Here’s his story: He fell overboard. Fuck, surprised we both didn’t, truth be told. That was some mighty fine mushrooms we’d consumed. He told me he went under and that he could see things really clearly, like a new world opening up to him, and he swam around for a while, like he was born to water, you know. After a bit, he surfaced, but I was gone. Or he couldn’t find the boat. (Whatever, you know? I wasn’t going to tell him that I panicked, bolted, ran the boat up onto the shore and scuttled off into the night. That I was abandoning my friend, like my old man abandoned me.) So he swam to shore. It wasn’t that difficult. It was easy, he said. The most natural thing in the world. But, he laid low. Because he’d changed. Something deep inside him broke open. Something new and wondrous and alien. And he knew the world wasn’t ready for it, for him. This was his chance to start fresh. So he moved around, changed his life. He wasn’t the same old person. Not even close. This was his second chance.

Some story, eh?

So we arranged to meet up at this pub down by the docks to catch some music, some Norwegian black/death metal thing. It wasn’t quite my bag anymore—I’m no kid, you see—but, fuck, it’d be great to see Kenny. Great to hear his voice.

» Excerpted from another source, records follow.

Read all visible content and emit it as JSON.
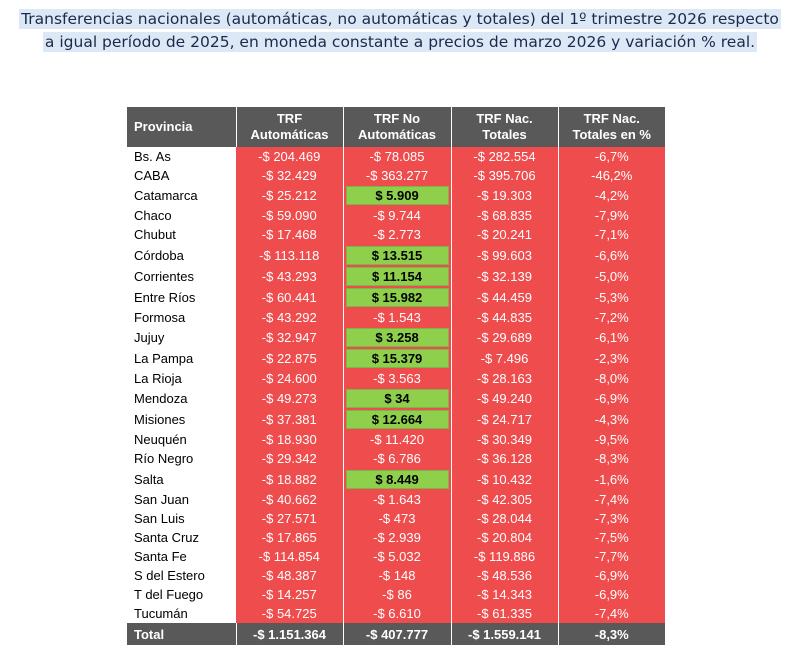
{
  "title": {
    "line1": "Transferencias nacionales (automáticas, no automáticas y totales) del 1º trimestre 2026 respecto",
    "line2": "a igual período de 2025, en moneda constante a precios de marzo 2026 y variación % real."
  },
  "table": {
    "headers": {
      "provincia": "Provincia",
      "auto_l1": "TRF",
      "auto_l2": "Automáticas",
      "noauto_l1": "TRF No",
      "noauto_l2": "Automáticas",
      "tot_l1": "TRF Nac.",
      "tot_l2": "Totales",
      "pct_l1": "TRF Nac.",
      "pct_l2": "Totales en %"
    },
    "rows": [
      {
        "provincia": "Bs. As",
        "automaticas": "-$ 204.469",
        "no_automaticas": "-$ 78.085",
        "no_auto_positive": false,
        "totales": "-$ 282.554",
        "pct": "-6,7%"
      },
      {
        "provincia": "CABA",
        "automaticas": "-$ 32.429",
        "no_automaticas": "-$ 363.277",
        "no_auto_positive": false,
        "totales": "-$ 395.706",
        "pct": "-46,2%"
      },
      {
        "provincia": "Catamarca",
        "automaticas": "-$ 25.212",
        "no_automaticas": "$ 5.909",
        "no_auto_positive": true,
        "totales": "-$ 19.303",
        "pct": "-4,2%"
      },
      {
        "provincia": "Chaco",
        "automaticas": "-$ 59.090",
        "no_automaticas": "-$ 9.744",
        "no_auto_positive": false,
        "totales": "-$ 68.835",
        "pct": "-7,9%"
      },
      {
        "provincia": "Chubut",
        "automaticas": "-$ 17.468",
        "no_automaticas": "-$ 2.773",
        "no_auto_positive": false,
        "totales": "-$ 20.241",
        "pct": "-7,1%"
      },
      {
        "provincia": "Córdoba",
        "automaticas": "-$ 113.118",
        "no_automaticas": "$ 13.515",
        "no_auto_positive": true,
        "totales": "-$ 99.603",
        "pct": "-6,6%"
      },
      {
        "provincia": "Corrientes",
        "automaticas": "-$ 43.293",
        "no_automaticas": "$ 11.154",
        "no_auto_positive": true,
        "totales": "-$ 32.139",
        "pct": "-5,0%"
      },
      {
        "provincia": "Entre Ríos",
        "automaticas": "-$ 60.441",
        "no_automaticas": "$ 15.982",
        "no_auto_positive": true,
        "totales": "-$ 44.459",
        "pct": "-5,3%"
      },
      {
        "provincia": "Formosa",
        "automaticas": "-$ 43.292",
        "no_automaticas": "-$ 1.543",
        "no_auto_positive": false,
        "totales": "-$ 44.835",
        "pct": "-7,2%"
      },
      {
        "provincia": "Jujuy",
        "automaticas": "-$ 32.947",
        "no_automaticas": "$ 3.258",
        "no_auto_positive": true,
        "totales": "-$ 29.689",
        "pct": "-6,1%"
      },
      {
        "provincia": "La Pampa",
        "automaticas": "-$ 22.875",
        "no_automaticas": "$ 15.379",
        "no_auto_positive": true,
        "totales": "-$ 7.496",
        "pct": "-2,3%"
      },
      {
        "provincia": "La Rioja",
        "automaticas": "-$ 24.600",
        "no_automaticas": "-$ 3.563",
        "no_auto_positive": false,
        "totales": "-$ 28.163",
        "pct": "-8,0%"
      },
      {
        "provincia": "Mendoza",
        "automaticas": "-$ 49.273",
        "no_automaticas": "$ 34",
        "no_auto_positive": true,
        "totales": "-$ 49.240",
        "pct": "-6,9%"
      },
      {
        "provincia": "Misiones",
        "automaticas": "-$ 37.381",
        "no_automaticas": "$ 12.664",
        "no_auto_positive": true,
        "totales": "-$ 24.717",
        "pct": "-4,3%"
      },
      {
        "provincia": "Neuquén",
        "automaticas": "-$ 18.930",
        "no_automaticas": "-$ 11.420",
        "no_auto_positive": false,
        "totales": "-$ 30.349",
        "pct": "-9,5%"
      },
      {
        "provincia": "Río Negro",
        "automaticas": "-$ 29.342",
        "no_automaticas": "-$ 6.786",
        "no_auto_positive": false,
        "totales": "-$ 36.128",
        "pct": "-8,3%"
      },
      {
        "provincia": "Salta",
        "automaticas": "-$ 18.882",
        "no_automaticas": "$ 8.449",
        "no_auto_positive": true,
        "totales": "-$ 10.432",
        "pct": "-1,6%"
      },
      {
        "provincia": "San Juan",
        "automaticas": "-$ 40.662",
        "no_automaticas": "-$ 1.643",
        "no_auto_positive": false,
        "totales": "-$ 42.305",
        "pct": "-7,4%"
      },
      {
        "provincia": "San Luis",
        "automaticas": "-$ 27.571",
        "no_automaticas": "-$ 473",
        "no_auto_positive": false,
        "totales": "-$ 28.044",
        "pct": "-7,3%"
      },
      {
        "provincia": "Santa Cruz",
        "automaticas": "-$ 17.865",
        "no_automaticas": "-$ 2.939",
        "no_auto_positive": false,
        "totales": "-$ 20.804",
        "pct": "-7,5%"
      },
      {
        "provincia": "Santa Fe",
        "automaticas": "-$ 114.854",
        "no_automaticas": "-$ 5.032",
        "no_auto_positive": false,
        "totales": "-$ 119.886",
        "pct": "-7,7%"
      },
      {
        "provincia": "S del Estero",
        "automaticas": "-$ 48.387",
        "no_automaticas": "-$ 148",
        "no_auto_positive": false,
        "totales": "-$ 48.536",
        "pct": "-6,9%"
      },
      {
        "provincia": "T del Fuego",
        "automaticas": "-$ 14.257",
        "no_automaticas": "-$ 86",
        "no_auto_positive": false,
        "totales": "-$ 14.343",
        "pct": "-6,9%"
      },
      {
        "provincia": "Tucumán",
        "automaticas": "-$ 54.725",
        "no_automaticas": "-$ 6.610",
        "no_auto_positive": false,
        "totales": "-$ 61.335",
        "pct": "-7,4%"
      }
    ],
    "total": {
      "label": "Total",
      "automaticas": "-$ 1.151.364",
      "no_automaticas": "-$ 407.777",
      "totales": "-$ 1.559.141",
      "pct": "-8,3%"
    }
  },
  "colors": {
    "negative_cell": "#ef4c4d",
    "positive_cell": "#8ed04c",
    "header": "#595959",
    "title_highlight": "#dde8f7"
  }
}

The place was loud, dark, smoky, and smelled of the sea. Smelled of dead fish guts and puke. A three piece band was on the tiny stage, pounding out some vaguely familiar speed thrash.

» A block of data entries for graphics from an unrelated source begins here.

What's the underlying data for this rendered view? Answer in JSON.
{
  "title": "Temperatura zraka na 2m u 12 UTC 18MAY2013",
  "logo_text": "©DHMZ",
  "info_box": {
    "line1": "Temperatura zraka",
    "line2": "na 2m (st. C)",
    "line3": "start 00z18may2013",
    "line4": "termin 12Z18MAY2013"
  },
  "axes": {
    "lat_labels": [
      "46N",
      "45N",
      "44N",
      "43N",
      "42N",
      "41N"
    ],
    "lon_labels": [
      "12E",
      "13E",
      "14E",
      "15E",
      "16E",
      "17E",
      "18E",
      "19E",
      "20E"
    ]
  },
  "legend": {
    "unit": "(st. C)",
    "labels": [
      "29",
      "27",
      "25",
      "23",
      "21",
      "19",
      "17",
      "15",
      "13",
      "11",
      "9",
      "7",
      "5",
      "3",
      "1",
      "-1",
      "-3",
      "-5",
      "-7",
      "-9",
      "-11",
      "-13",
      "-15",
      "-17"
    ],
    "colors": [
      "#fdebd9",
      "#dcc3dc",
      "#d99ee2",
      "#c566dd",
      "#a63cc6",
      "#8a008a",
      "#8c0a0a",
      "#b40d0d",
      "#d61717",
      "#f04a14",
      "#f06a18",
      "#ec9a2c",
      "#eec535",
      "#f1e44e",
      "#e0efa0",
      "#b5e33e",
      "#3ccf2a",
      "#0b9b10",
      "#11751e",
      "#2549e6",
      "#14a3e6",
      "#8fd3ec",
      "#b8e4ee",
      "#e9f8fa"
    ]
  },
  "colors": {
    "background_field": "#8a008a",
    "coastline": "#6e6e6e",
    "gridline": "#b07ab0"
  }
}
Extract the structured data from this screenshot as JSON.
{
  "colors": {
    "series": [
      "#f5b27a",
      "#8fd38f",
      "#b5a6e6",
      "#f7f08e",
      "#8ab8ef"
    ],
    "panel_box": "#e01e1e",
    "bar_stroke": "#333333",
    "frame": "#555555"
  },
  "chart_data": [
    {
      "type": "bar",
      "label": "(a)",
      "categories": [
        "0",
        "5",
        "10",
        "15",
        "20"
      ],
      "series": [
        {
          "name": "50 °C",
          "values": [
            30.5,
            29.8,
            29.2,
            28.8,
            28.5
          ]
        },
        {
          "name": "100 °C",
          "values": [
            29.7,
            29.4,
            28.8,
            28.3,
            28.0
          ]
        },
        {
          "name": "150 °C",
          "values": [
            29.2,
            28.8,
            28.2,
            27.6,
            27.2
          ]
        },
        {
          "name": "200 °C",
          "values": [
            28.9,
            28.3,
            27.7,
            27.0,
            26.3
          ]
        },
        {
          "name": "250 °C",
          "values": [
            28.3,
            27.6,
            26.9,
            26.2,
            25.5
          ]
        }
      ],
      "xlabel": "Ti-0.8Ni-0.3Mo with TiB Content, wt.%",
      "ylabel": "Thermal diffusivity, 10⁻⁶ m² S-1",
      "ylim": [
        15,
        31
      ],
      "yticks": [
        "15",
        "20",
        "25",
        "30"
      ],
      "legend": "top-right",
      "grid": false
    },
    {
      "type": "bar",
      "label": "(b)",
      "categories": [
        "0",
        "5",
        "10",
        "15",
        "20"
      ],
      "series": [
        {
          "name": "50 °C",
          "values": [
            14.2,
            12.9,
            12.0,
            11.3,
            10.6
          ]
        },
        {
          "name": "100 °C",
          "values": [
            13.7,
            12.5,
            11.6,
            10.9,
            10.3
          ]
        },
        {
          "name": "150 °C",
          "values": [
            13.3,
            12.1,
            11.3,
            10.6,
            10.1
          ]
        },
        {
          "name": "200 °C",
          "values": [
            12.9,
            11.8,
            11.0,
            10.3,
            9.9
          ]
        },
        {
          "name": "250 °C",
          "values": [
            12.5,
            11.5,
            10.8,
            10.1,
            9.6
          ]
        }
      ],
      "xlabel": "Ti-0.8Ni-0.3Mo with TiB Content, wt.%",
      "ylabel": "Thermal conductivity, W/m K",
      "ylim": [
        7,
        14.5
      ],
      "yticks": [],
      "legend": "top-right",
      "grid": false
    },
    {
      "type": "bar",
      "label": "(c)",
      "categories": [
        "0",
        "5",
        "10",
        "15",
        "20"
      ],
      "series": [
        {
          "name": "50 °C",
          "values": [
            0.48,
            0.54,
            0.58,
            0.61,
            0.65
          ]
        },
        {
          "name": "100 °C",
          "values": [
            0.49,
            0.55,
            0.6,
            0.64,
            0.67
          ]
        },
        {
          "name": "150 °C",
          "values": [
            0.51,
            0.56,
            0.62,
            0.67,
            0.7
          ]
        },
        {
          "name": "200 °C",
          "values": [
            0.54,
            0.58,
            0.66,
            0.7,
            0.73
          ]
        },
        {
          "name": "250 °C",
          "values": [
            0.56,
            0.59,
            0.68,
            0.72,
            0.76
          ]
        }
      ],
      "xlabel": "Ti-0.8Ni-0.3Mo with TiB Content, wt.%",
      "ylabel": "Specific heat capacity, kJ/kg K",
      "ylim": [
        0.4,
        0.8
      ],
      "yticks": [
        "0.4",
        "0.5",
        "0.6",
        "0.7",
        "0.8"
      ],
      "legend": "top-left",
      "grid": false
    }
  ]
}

Kenny was in a corner. He waved, a long arm beckoning. I sauntered over, took a seat. He couldn’t have picked a darker corner of the bar. I couldn’t see Kenny at all, he was a hazy shape, shifting. Then he leaned forward and I saw his eyes, only his eyes, those same sad doe eyes.

I flagged down a server, ordered some pitchers of beer. It was too damn loud to talk, so I drank and listened to the band. Kenny didn’t touch his beer. I drank enough for the two of us. Eventually, the band took a break, and I turned to Kenny, raised my glass. “Cheers,” I said. An arm snaked out, and we clinked glasses.

I gulped down half a beer, wiped an arm across my mouth like a thirsty pirate. “Man, I’m glad to see you,” I said. “I really thought you were dead.”

Kenny’s dark shadow stirred. I could smell seaweed. He spoke, and his voice vacillated between a watery tremble and a sonorous rumble. A voice of deep seas and even deeper night skies.

“I’ve never been so alive,” he said. “Before, I never quite fit in. I was different. I don’t think I ever really belonged here. And I was right. There was something else out there. Something for me.” He gestured, and through the smoky darkness I caught a faint glimmer of an arm waving upward. “But it wasn’t up there,” he said. “It was the sea.” I imagined I heard a watery chuckle. “I’m a pirate, of sorts.”

Then Kenny leaned in, across the table, and I saw him for what he’d become, for what he really was. “But even pirates get lonely,” he said.

And I thought about what it means to be a friend, to be there for someone. Thought about what I was, what I’d become. Kenny was proof that people change. That I could change.

So I took Kenny home.

Kenny the Kraken smiled, wide. His mouth was large and deep and black. Dead things swam in its depths. His eyes were bulbous fish eyes, and they regarded me with sad, alien innocence.

I reached over, plugged the sink, turned on the tap. Kenny lolled in the water. I plucked a can of sardines from the refrigerator and began to feed them to Kenny. It was the least I could do for my friend.